NextMQ

Introduction

NextMQ is a fully managed BullMQ for serverless Next.js. You write the same Queue and Worker code you already know — we host the queue server and Redis and run your jobs for you.

BullMQis the job queue most Node apps reach for. But it assumes something serverless can't give it: a process that stays alive with a live Redis connection. To use it on Vercel you'd have to stand up and babysit your own queue server, Redis, and webhook plumbing.

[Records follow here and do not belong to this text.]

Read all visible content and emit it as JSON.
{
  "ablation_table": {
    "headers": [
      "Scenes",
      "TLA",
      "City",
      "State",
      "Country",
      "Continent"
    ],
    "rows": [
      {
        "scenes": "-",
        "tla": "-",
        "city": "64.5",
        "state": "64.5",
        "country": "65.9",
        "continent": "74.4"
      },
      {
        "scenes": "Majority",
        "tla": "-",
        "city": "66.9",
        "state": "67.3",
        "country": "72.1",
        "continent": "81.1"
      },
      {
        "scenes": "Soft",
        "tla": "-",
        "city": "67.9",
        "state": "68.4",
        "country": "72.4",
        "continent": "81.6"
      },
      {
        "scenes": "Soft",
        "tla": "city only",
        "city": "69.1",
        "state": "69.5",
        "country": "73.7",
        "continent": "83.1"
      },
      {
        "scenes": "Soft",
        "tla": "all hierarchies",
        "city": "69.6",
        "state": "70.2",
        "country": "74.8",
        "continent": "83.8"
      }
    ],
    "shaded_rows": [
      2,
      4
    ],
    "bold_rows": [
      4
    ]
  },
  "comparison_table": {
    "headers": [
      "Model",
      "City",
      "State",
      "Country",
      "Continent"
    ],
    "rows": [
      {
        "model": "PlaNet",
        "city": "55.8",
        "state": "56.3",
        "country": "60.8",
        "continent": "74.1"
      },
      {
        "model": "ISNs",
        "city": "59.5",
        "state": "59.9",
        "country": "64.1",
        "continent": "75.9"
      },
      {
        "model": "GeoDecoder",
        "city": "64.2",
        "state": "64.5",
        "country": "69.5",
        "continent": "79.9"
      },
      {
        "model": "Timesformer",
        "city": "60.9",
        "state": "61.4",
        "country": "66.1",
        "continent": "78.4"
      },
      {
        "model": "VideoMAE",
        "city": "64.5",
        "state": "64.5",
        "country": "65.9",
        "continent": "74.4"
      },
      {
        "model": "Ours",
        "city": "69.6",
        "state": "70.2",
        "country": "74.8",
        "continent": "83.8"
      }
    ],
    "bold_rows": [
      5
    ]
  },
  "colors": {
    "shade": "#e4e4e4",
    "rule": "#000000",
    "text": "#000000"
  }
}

NextMQ runs all of that for you. You install @nextmq/sdk, paste in your project keys, and write normal BullMQ. Your jobs execute on our managed BullMQ server and call your code back over a signed webhook — with retries, scheduling, rate limits, and flows handled by default.

npm install @nextmq/sdk

What you get#

  • No infrastructure. We host and scale the queue server and Redis.
  • The BullMQ API. Same Queue, Worker, and FlowProducer — nothing new to learn.
  • One route to add. A single handler auto-registers your workers and verifies every call.
  • Defaults that just work. Retries, backoff, delays, priorities, rate limits, dedup, and flows.

What you write#

  • Your queues and the processor functions that run your jobs.
  • One webhook route, created with createNextMQHandler.
  • A little config — your project keys and your app's public URL.

That's the whole surface area. Everything else is managed.

Note
NextMQ is built on real BullMQ, so it's drop-in for the API you already use. A handful of methods that assume a worker running inside your own process behave differently over a managed connection — see Coming from BullMQ.

Good fits#

  • Background work in a Next.js app on Vercel or any serverless platform.
  • Media processing, AI/LLM calls, report generation, syncing to third-party APIs.
  • Anything you'd use BullMQ for — without running BullMQ's infrastructure.